Alcohol and Recurrence Risk
Well, this report really makes me unhappy. Marilyn Kwan and associates from Kaiser Permanente in California presented a study suggesting that even a few (3) glasses of wine/beer/liquor a week increased recurrence risk, especially among post-menopausal women. Interestingly, there was not a difference between women who are ER positive and those who are ER negative. Here is a quote
Women who drank 3 or more alcoholic drinks per week were 34% more likely to have a recurrence and 51% more likely to die from beast cancer compared to women who didn't drink.
Post-menopausal women who drank alcohol had the largest increase in recurrence risk.

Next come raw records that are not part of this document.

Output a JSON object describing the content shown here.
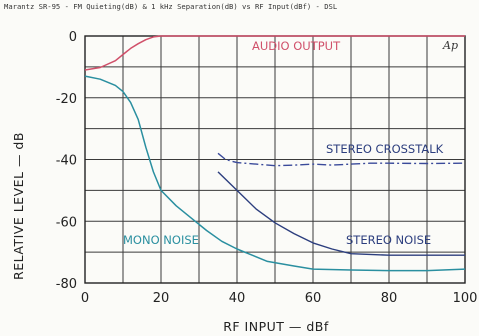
{
  "caption": "Marantz SR-95 -  FM Quieting(dB) & 1 kHz Separation(dB) vs RF Input(dBf)  - DSL",
  "logo": "Ap",
  "colors": {
    "audio_output": "#d0506a",
    "mono_noise": "#2a8fa0",
    "stereo_noise": "#2c3e7e",
    "stereo_crosstalk": "#3a4a9a",
    "grid": "#3a3a3a"
  },
  "chart_data": {
    "type": "line",
    "title": "Marantz SR-95 -  FM Quieting(dB) & 1 kHz Separation(dB) vs RF Input(dBf)  - DSL",
    "xlabel": "RF INPUT — dBf",
    "ylabel": "RELATIVE LEVEL — dB",
    "xlim": [
      0,
      100
    ],
    "ylim": [
      -80,
      0
    ],
    "x_ticks": [
      "0",
      "20",
      "40",
      "60",
      "80",
      "100"
    ],
    "y_ticks": [
      "0",
      "-20",
      "-40",
      "-60",
      "-80"
    ],
    "grid": true,
    "series": [
      {
        "name": "AUDIO OUTPUT",
        "x": [
          0,
          4,
          8,
          10,
          12,
          14,
          16,
          18,
          20,
          30,
          50,
          70,
          100
        ],
        "y": [
          -11,
          -10.2,
          -8,
          -6,
          -4,
          -2.5,
          -1.2,
          -0.3,
          0,
          0,
          0,
          0,
          0
        ]
      },
      {
        "name": "MONO NOISE",
        "x": [
          0,
          4,
          8,
          10,
          12,
          14,
          16,
          18,
          20,
          24,
          28,
          32,
          36,
          40,
          44,
          48,
          55,
          60,
          70,
          80,
          90,
          100
        ],
        "y": [
          -13,
          -14,
          -16,
          -18,
          -21.5,
          -27,
          -36,
          -44,
          -50,
          -55,
          -59,
          -63,
          -66.5,
          -69,
          -71,
          -73,
          -74.5,
          -75.5,
          -75.8,
          -76,
          -76,
          -75.5
        ]
      },
      {
        "name": "STEREO NOISE",
        "x": [
          35,
          40,
          45,
          50,
          55,
          60,
          65,
          70,
          80,
          90,
          100
        ],
        "y": [
          -44,
          -50,
          -56,
          -60.5,
          -64,
          -67,
          -69,
          -70.5,
          -71,
          -71,
          -71
        ]
      },
      {
        "name": "STEREO CROSSTALK",
        "x": [
          35,
          37,
          40,
          45,
          50,
          55,
          60,
          65,
          70,
          75,
          80,
          90,
          100
        ],
        "y": [
          -38,
          -40,
          -41,
          -41.5,
          -42,
          -41.8,
          -41.5,
          -41.8,
          -41.5,
          -41.2,
          -41.2,
          -41.3,
          -41.2
        ]
      }
    ]
  }
}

Among moderate-to-heavy drinkers, recurrence risk was 51% higher in post-menopausal women and 24% higher in pre-menopausal women.
Women who drank less than 3 alcoholic beverages per week had the same recurrence risk as women who didn't drink. >The type of alcohol didn't seem to affect the amount of increase in recurrence risk among moderateto- heavy drinkers. The risk of dying from causes other than breast cancer wasn't affected by how much alcohol the women drank.

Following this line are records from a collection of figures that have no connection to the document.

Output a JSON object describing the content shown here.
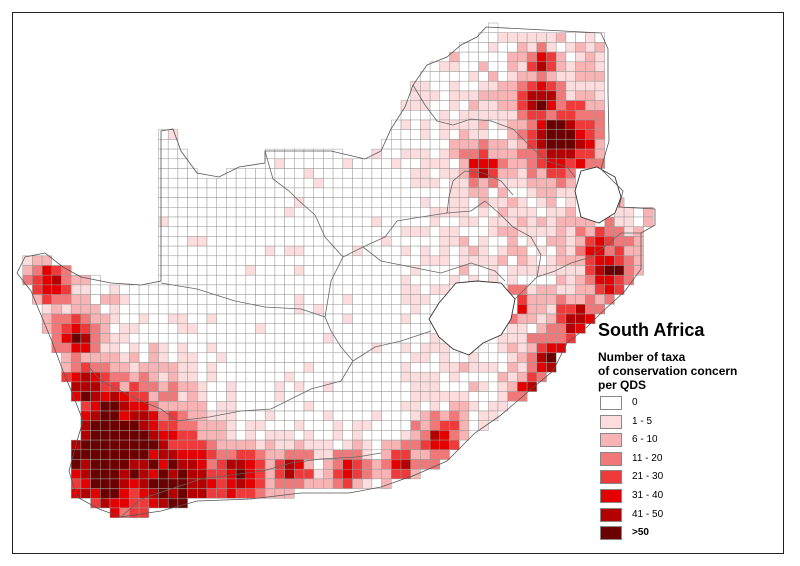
{
  "map": {
    "title": "South Africa",
    "subtitle_lines": [
      "Number of taxa",
      "of conservation concern",
      "per QDS"
    ],
    "colors": {
      "cell_border": "#9a9a9a",
      "province_border": "#666666",
      "map_frame": "#222222"
    }
  },
  "legend": [
    {
      "label": "0",
      "color": "#ffffff"
    },
    {
      "label": "1 - 5",
      "color": "#fcdcdc"
    },
    {
      "label": "6 - 10",
      "color": "#f8b4b4"
    },
    {
      "label": "11 - 20",
      "color": "#f07878"
    },
    {
      "label": "21 - 30",
      "color": "#ee3a3a"
    },
    {
      "label": "31 - 40",
      "color": "#e30000"
    },
    {
      "label": "41 - 50",
      "color": "#b30000"
    },
    {
      "label": ">50",
      "color": "#6b0000"
    }
  ]
}
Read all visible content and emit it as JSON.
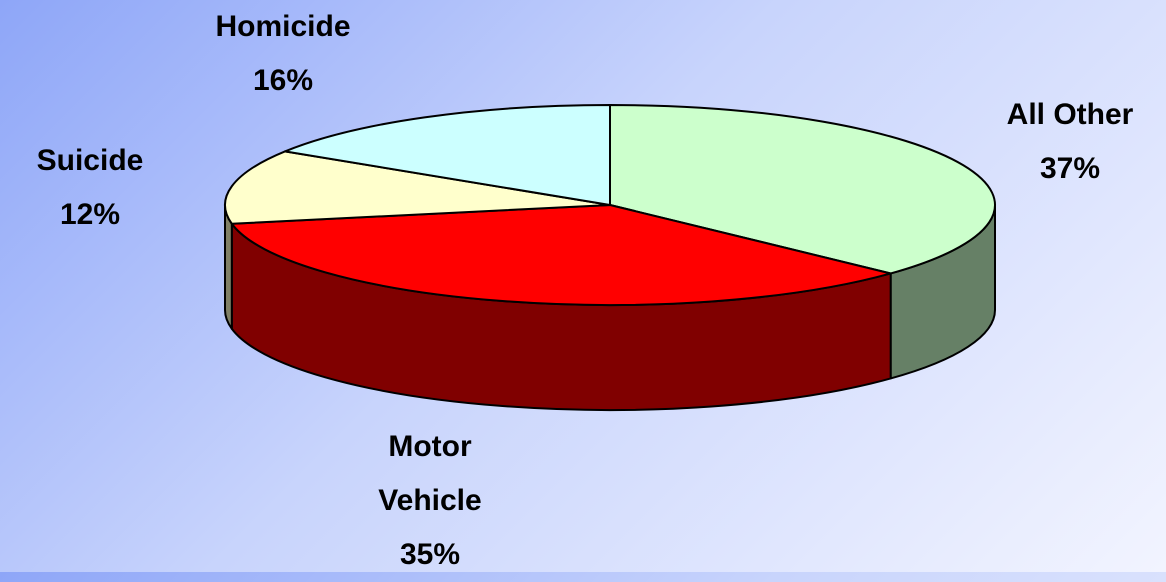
{
  "chart_data": {
    "type": "pie",
    "categories": [
      "All Other",
      "Motor Vehicle",
      "Suicide",
      "Homicide"
    ],
    "values": [
      37,
      35,
      12,
      16
    ],
    "value_labels": [
      "37%",
      "35%",
      "12%",
      "16%"
    ],
    "colors": [
      "#ccffcc",
      "#ff0000",
      "#ffffcc",
      "#ccffff"
    ]
  }
}
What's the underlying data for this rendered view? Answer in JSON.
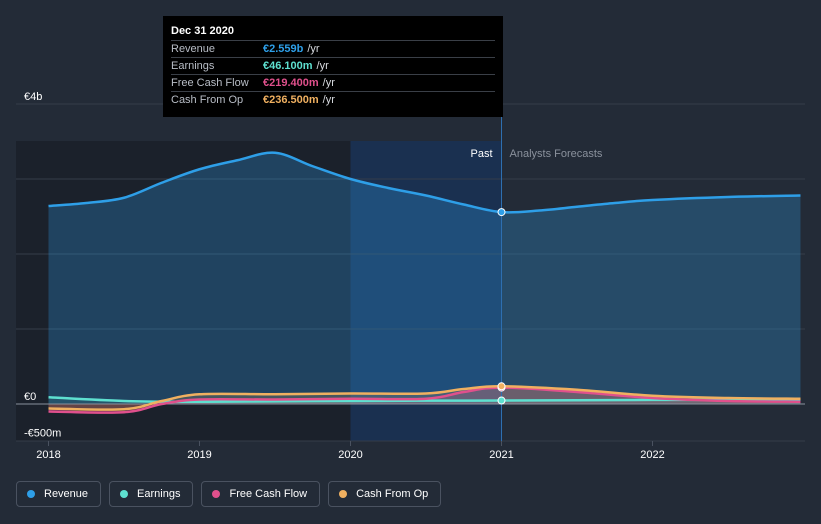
{
  "tooltip": {
    "date": "Dec 31 2020",
    "rows": [
      {
        "label": "Revenue",
        "value": "€2.559b",
        "unit": "/yr",
        "color": "#2e9fe8"
      },
      {
        "label": "Earnings",
        "value": "€46.100m",
        "unit": "/yr",
        "color": "#5ee0d0"
      },
      {
        "label": "Free Cash Flow",
        "value": "€219.400m",
        "unit": "/yr",
        "color": "#e0508c"
      },
      {
        "label": "Cash From Op",
        "value": "€236.500m",
        "unit": "/yr",
        "color": "#f0b060"
      }
    ]
  },
  "regions": {
    "past": "Past",
    "forecast": "Analysts Forecasts"
  },
  "legend": [
    {
      "label": "Revenue",
      "color": "#2e9fe8"
    },
    {
      "label": "Earnings",
      "color": "#5ee0d0"
    },
    {
      "label": "Free Cash Flow",
      "color": "#e0508c"
    },
    {
      "label": "Cash From Op",
      "color": "#f0b060"
    }
  ],
  "chart_data": {
    "type": "area",
    "x_ticks": [
      2018,
      2019,
      2020,
      2021,
      2022
    ],
    "y_tick_labels": [
      {
        "value": 4000,
        "label": "€4b"
      },
      {
        "value": 0,
        "label": "€0"
      },
      {
        "value": -500,
        "label": "-€500m"
      }
    ],
    "ylim": [
      -500,
      4000
    ],
    "xlim": [
      2017.9,
      2022.98
    ],
    "past_end": 2021.0,
    "highlight_start": 2020.0,
    "series": [
      {
        "name": "Revenue",
        "color": "#2e9fe8",
        "x": [
          2018.0,
          2018.25,
          2018.5,
          2018.75,
          2019.0,
          2019.25,
          2019.5,
          2019.75,
          2020.0,
          2020.25,
          2020.5,
          2020.75,
          2021.0,
          2021.25,
          2021.5,
          2021.75,
          2022.0,
          2022.5,
          2022.98
        ],
        "y": [
          2640,
          2680,
          2750,
          2950,
          3130,
          3250,
          3350,
          3170,
          3000,
          2880,
          2780,
          2660,
          2559,
          2580,
          2630,
          2680,
          2720,
          2760,
          2780
        ]
      },
      {
        "name": "Earnings",
        "color": "#5ee0d0",
        "x": [
          2018.0,
          2018.5,
          2019.0,
          2019.5,
          2020.0,
          2020.5,
          2021.0,
          2021.5,
          2022.0,
          2022.5,
          2022.98
        ],
        "y": [
          90,
          40,
          30,
          35,
          40,
          45,
          46,
          50,
          55,
          55,
          55
        ]
      },
      {
        "name": "Free Cash Flow",
        "color": "#e0508c",
        "x": [
          2018.0,
          2018.5,
          2018.75,
          2019.0,
          2019.5,
          2020.0,
          2020.5,
          2020.75,
          2021.0,
          2021.5,
          2022.0,
          2022.5,
          2022.98
        ],
        "y": [
          -100,
          -110,
          0,
          60,
          60,
          70,
          70,
          160,
          219,
          160,
          80,
          40,
          30
        ]
      },
      {
        "name": "Cash From Op",
        "color": "#f0b060",
        "x": [
          2018.0,
          2018.5,
          2018.75,
          2019.0,
          2019.5,
          2020.0,
          2020.5,
          2020.75,
          2021.0,
          2021.5,
          2022.0,
          2022.5,
          2022.98
        ],
        "y": [
          -60,
          -70,
          40,
          130,
          130,
          140,
          140,
          200,
          236,
          190,
          110,
          80,
          70
        ]
      }
    ]
  }
}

I read this report last evening, just before heading out to a special dinner in Paris (where my husband is attending a meeting, and I am having a glorious unscheduled time). You can be sure that it did not influence my evening which included a glass of champagne and a glass of marvelous red wine. However, I forced my husband, who is a medical oncologist, to find the full presentation (slides only) online and read them carefully. One important point that none of the news summaries mentioned is that post-menopausal women who exercise regularly and maintain a normal body weight/BMI did not share this increased risk. That was the one ray of good news that I saw.

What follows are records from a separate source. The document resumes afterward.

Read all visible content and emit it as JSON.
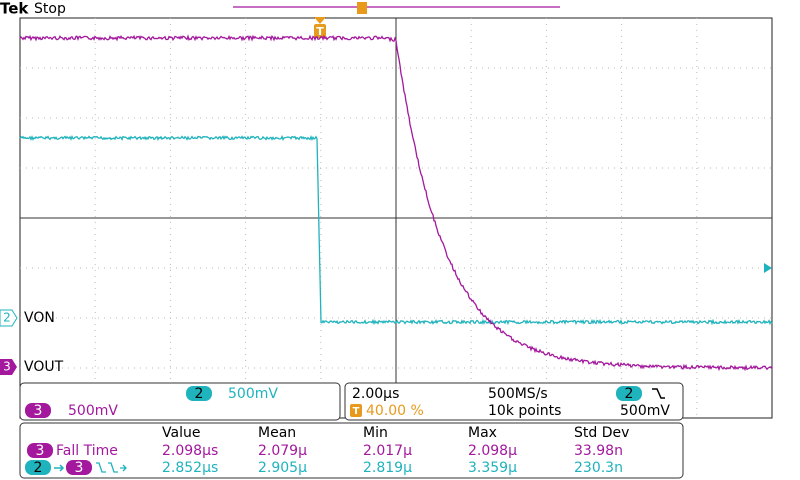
{
  "header": {
    "brand": "Tek",
    "status": "Stop"
  },
  "channels": [
    {
      "number": "2",
      "label": "VON"
    },
    {
      "number": "3",
      "label": "VOUT"
    }
  ],
  "vertical": [
    {
      "channel": "2",
      "scale": "500mV"
    },
    {
      "channel": "3",
      "scale": "500mV"
    }
  ],
  "horizontal": {
    "scale": "2.00µs",
    "sample_rate": "500MS/s",
    "trigger_position": "40.00 %",
    "record_length": "10k points",
    "trigger_channel": "2",
    "trigger_level": "500mV"
  },
  "measurements": {
    "columns": [
      "Value",
      "Mean",
      "Min",
      "Max",
      "Std Dev"
    ],
    "rows": [
      {
        "source": "3",
        "name": "Fall Time",
        "cells": [
          "2.098µs",
          "2.079µ",
          "2.017µ",
          "2.098µ",
          "33.98n"
        ]
      },
      {
        "source": "2",
        "target": "3",
        "cells": [
          "2.852µs",
          "2.905µ",
          "2.819µ",
          "3.359µ",
          "230.3n"
        ]
      }
    ]
  }
}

Clearly, this is a single prospective cohort study with several possible flaws. However, it raises real concerns, and I am going to have to think about it. There is the obvious truth/cliche that life is short, anyway, and we all have to make choices and balance our decisions. Personally, I would not choose a slightly longer life if it meant that I had to eat , for example, nothing but wheat germ and endive (and I do like both those things). But I probably can give up my nightly glass of wine if, upon further reflection and nit-picking of the data, I believe it might make a difference.